Laura J. Skaret, BS, RDH: A commercial dental payer: My employer has a financial relationship with a commercial dental payer. (Ongoing); Enable Dental: My employer has a financial relationship with this company. (Ongoing); Incisive Technologies: My employer has a financial relationship with this company. (Ongoing); MouthWatch LLC: My employer has a financial relationship with this company. (Ongoing); vVARDIS: My employer has a financial relationship with this company. (Ongoing)

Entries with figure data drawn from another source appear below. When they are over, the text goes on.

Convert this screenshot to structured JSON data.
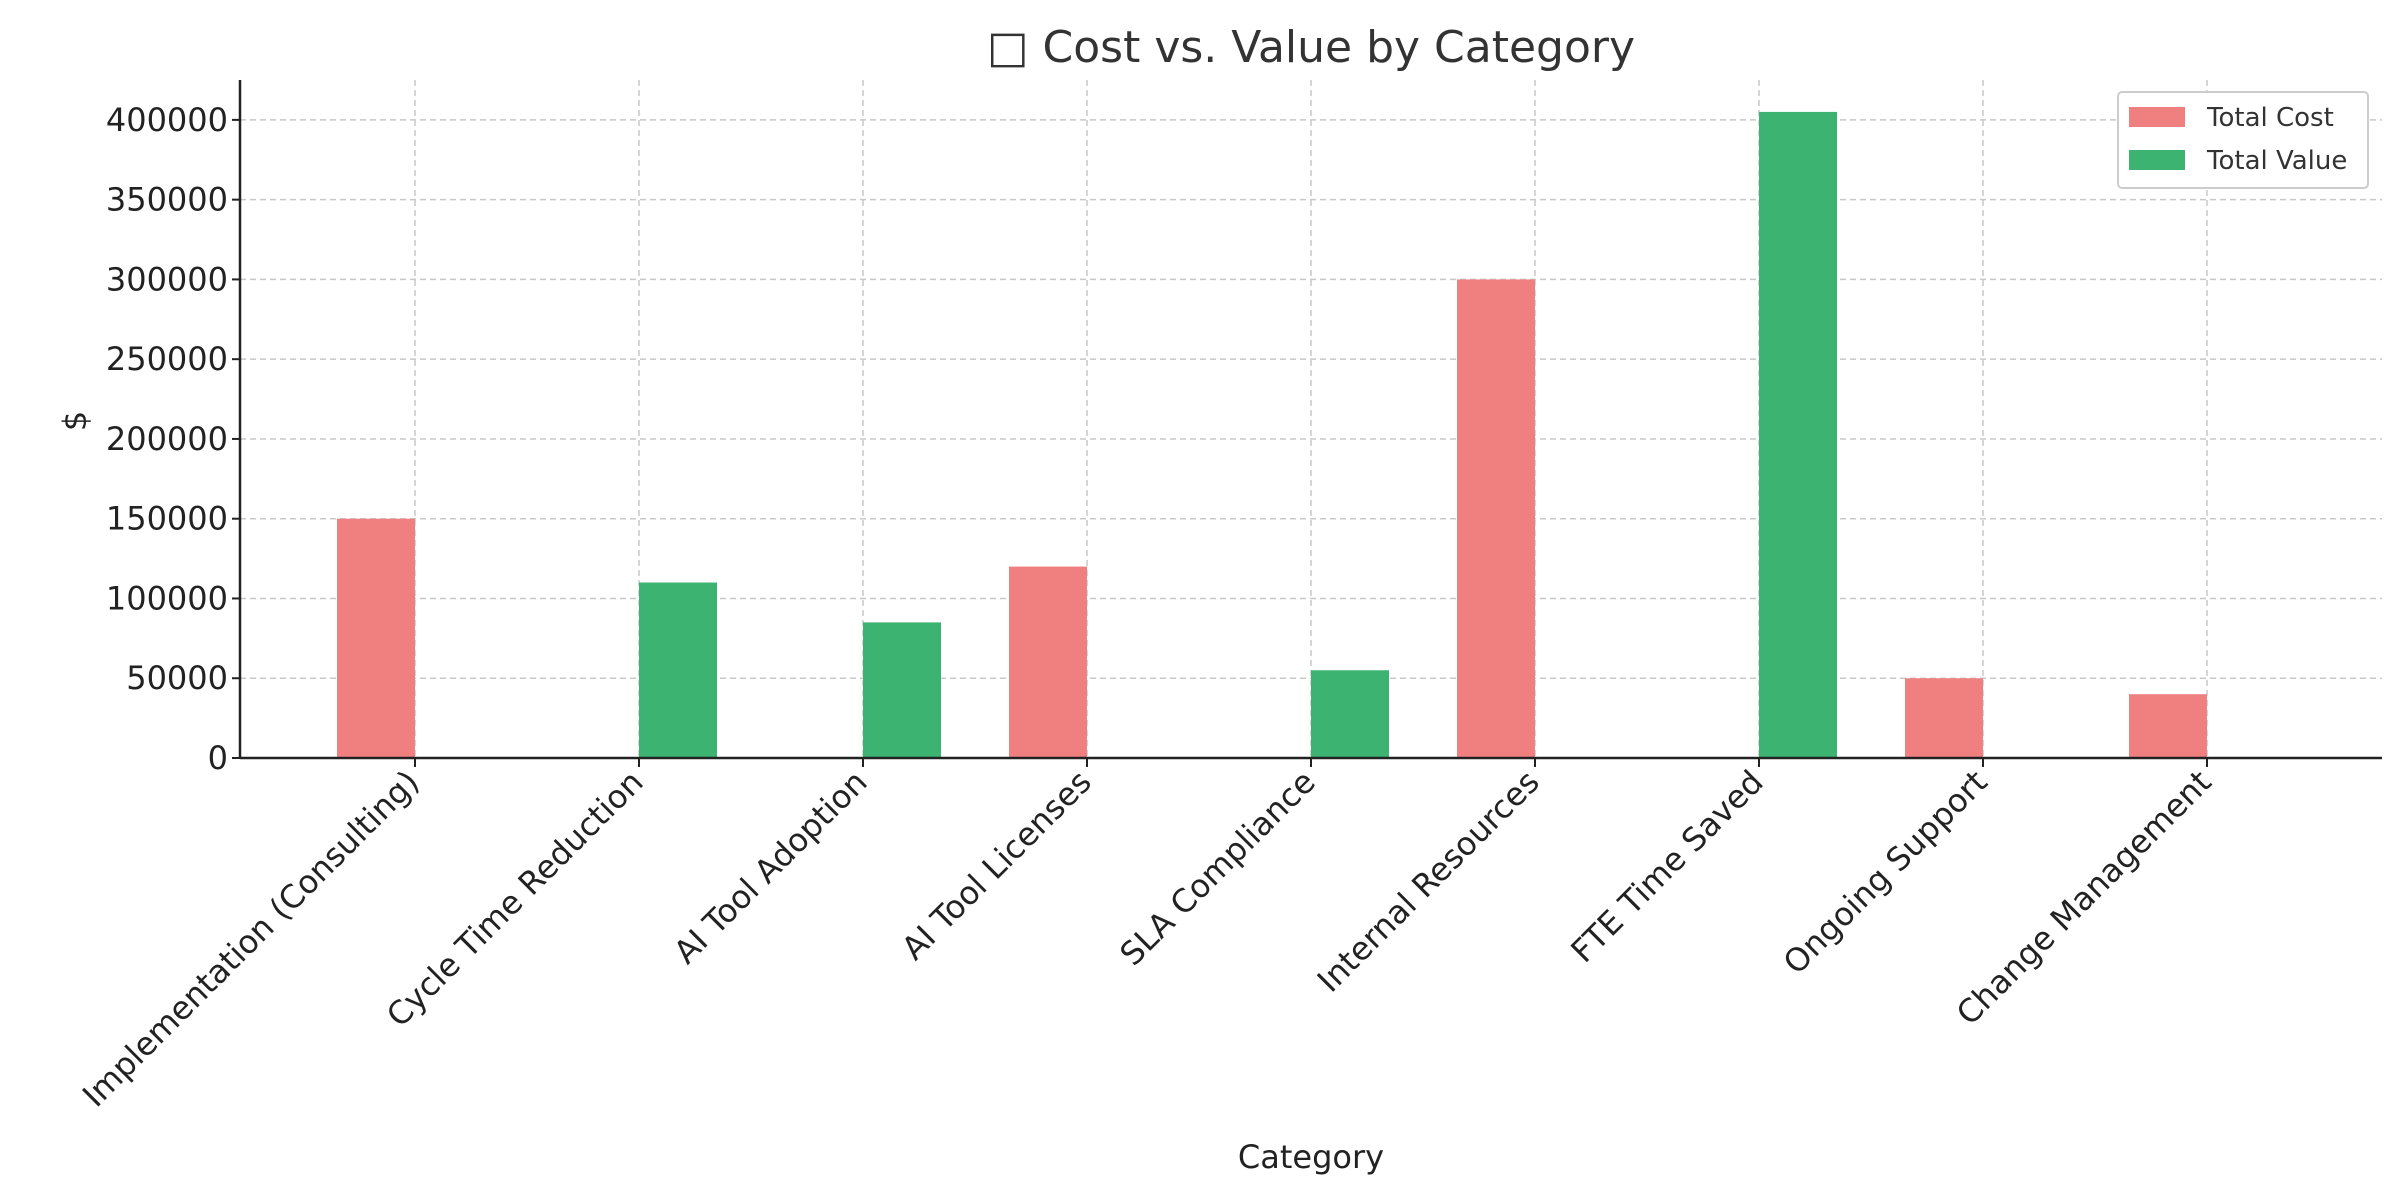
{
  "chart_data": {
    "type": "bar",
    "title": "□ Cost vs. Value by Category",
    "xlabel": "Category",
    "ylabel": "$",
    "ylim": [
      0,
      425000
    ],
    "y_ticks": [
      0,
      50000,
      100000,
      150000,
      200000,
      250000,
      300000,
      350000,
      400000
    ],
    "grid": true,
    "legend_position": "top-right",
    "categories": [
      "Implementation (Consulting)",
      "Cycle Time Reduction",
      "AI Tool Adoption",
      "AI Tool Licenses",
      "SLA Compliance",
      "Internal Resources",
      "FTE Time Saved",
      "Ongoing Support",
      "Change Management"
    ],
    "series": [
      {
        "name": "Total Cost",
        "color": "#f08080",
        "values": [
          150000,
          0,
          0,
          120000,
          0,
          300000,
          0,
          50000,
          40000
        ]
      },
      {
        "name": "Total Value",
        "color": "#3cb371",
        "values": [
          0,
          110000,
          85000,
          0,
          55000,
          0,
          405000,
          0,
          0
        ]
      }
    ]
  }
}
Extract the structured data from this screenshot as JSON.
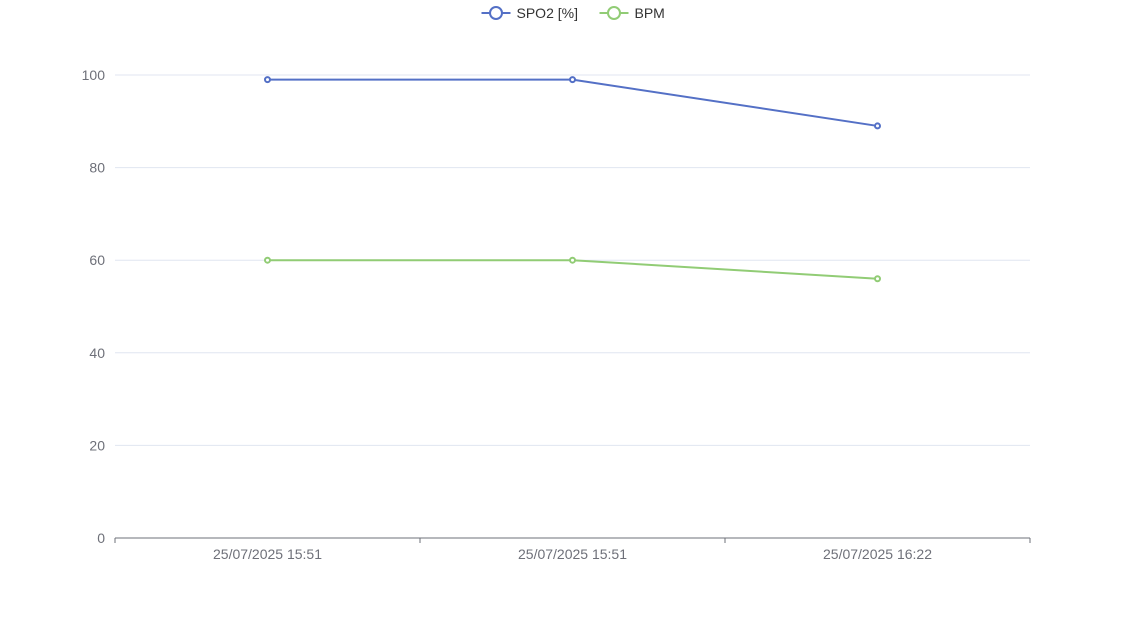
{
  "chart_data": {
    "type": "line",
    "categories": [
      "25/07/2025 15:51",
      "25/07/2025 15:51",
      "25/07/2025 16:22"
    ],
    "series": [
      {
        "name": "SPO2 [%]",
        "values": [
          99,
          99,
          89
        ],
        "color": "#5470c6"
      },
      {
        "name": "BPM",
        "values": [
          60,
          60,
          56
        ],
        "color": "#91cc75"
      }
    ],
    "ylim": [
      0,
      100
    ],
    "yticks": [
      0,
      20,
      40,
      60,
      80,
      100
    ],
    "grid": true,
    "legend_position": "top-center"
  }
}
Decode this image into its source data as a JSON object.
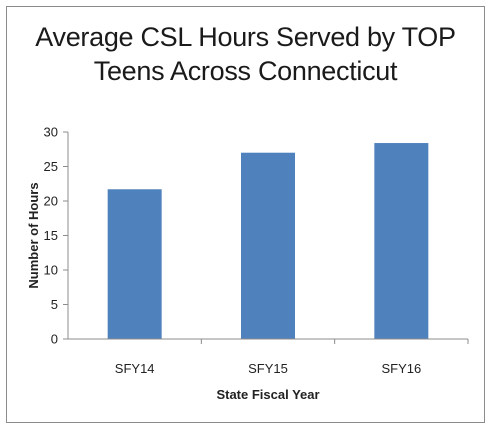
{
  "chart_data": {
    "type": "bar",
    "title_line1": "Average CSL Hours Served by TOP",
    "title_line2": "Teens Across Connecticut",
    "xlabel": "State Fiscal Year",
    "ylabel": "Number of Hours",
    "categories": [
      "SFY14",
      "SFY15",
      "SFY16"
    ],
    "values": [
      21.7,
      27,
      28.4
    ],
    "ylim": [
      0,
      30
    ],
    "yticks": [
      "0",
      "5",
      "10",
      "15",
      "20",
      "25",
      "30"
    ],
    "bar_color": "#4f81bd",
    "grid": false,
    "legend": "none"
  }
}
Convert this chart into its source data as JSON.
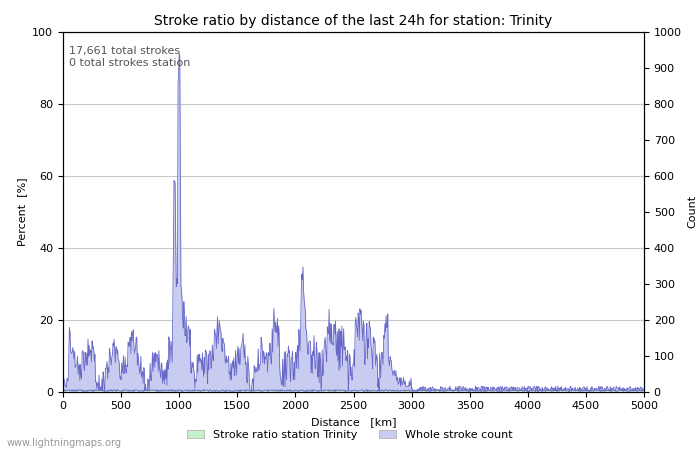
{
  "title": "Stroke ratio by distance of the last 24h for station: Trinity",
  "xlabel": "Distance   [km]",
  "ylabel_left": "Percent  [%]",
  "ylabel_right": "Count",
  "xlim": [
    0,
    5000
  ],
  "ylim_left": [
    0,
    100
  ],
  "ylim_right": [
    0,
    1000
  ],
  "xticks": [
    0,
    500,
    1000,
    1500,
    2000,
    2500,
    3000,
    3500,
    4000,
    4500,
    5000
  ],
  "yticks_left": [
    0,
    20,
    40,
    60,
    80,
    100
  ],
  "yticks_right": [
    0,
    100,
    200,
    300,
    400,
    500,
    600,
    700,
    800,
    900,
    1000
  ],
  "annotation": "17,661 total strokes\n0 total strokes station",
  "legend_labels": [
    "Stroke ratio station Trinity",
    "Whole stroke count"
  ],
  "fill_color_ratio": "#c8f0c8",
  "fill_color_count": "#c8ccf0",
  "line_color": "#6868c8",
  "watermark": "www.lightningmaps.org",
  "background_color": "#ffffff",
  "grid_color": "#c8c8c8",
  "title_fontsize": 10,
  "label_fontsize": 8,
  "tick_fontsize": 8,
  "annotation_fontsize": 8
}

Abstract: Introduction: Evidence-based noninvasive caries therapies (NCTs) for tooth decay have recently become available in the U.S. The fundamental difference in the delivery of NCTs as compared to dental restorations brings into question the balance of costs and net benefits (health and economic) for each paradigm. The scenario of initial caries lesions was assessed for cost-beneficial application of limited oral health care resources.
Methods: The financial costs and revenue of three evidence-based NCTs for initial caries: silver diamine fluoride (SDF), peptide-guided enamel regeneration (Curodont), and glass ionomer sealants (GIs), were estimated from the perspective of real fee-for-service payor and clinic data. The costs and health impact of eleven scenarios with varying mixes of NCT, no treatment, and one to three-surface restorations over a three-year period were compared.
Results: Restoring 100% of initial lesions is the most profitable for the provider, the most expensive for the payor, and undesirable for the patient. An ideal mix of NCT by anatomical area (GIs on pits and fissures; SDF in non-esthetic areas; Curodont in esthetic areas) is profitable for providers, yields cost savings for payors compared to 100% restorations, and is desirable for patients. The shorter procedural time and lower personnel cost for NCTs led to cost-benefit when compared to restorations amid similar clinical failure rates.
Conclusions: NCTs are recommended to decrease payor costs, maintain provider profitability, to improve the patient experience of care.
Source of Funding: CareQuest Innovation Partners
Please note: CareQuest Innovation Partners has financial and/or investment relationships with companies that market a noninvasive caries therapy, a brush-on caries diagnostic, an intraoral camera, a teledentistry platform, portable geriatric dentistry, and possibly other relevant products by the time of this talk, in support of its mission to improve oral health for all.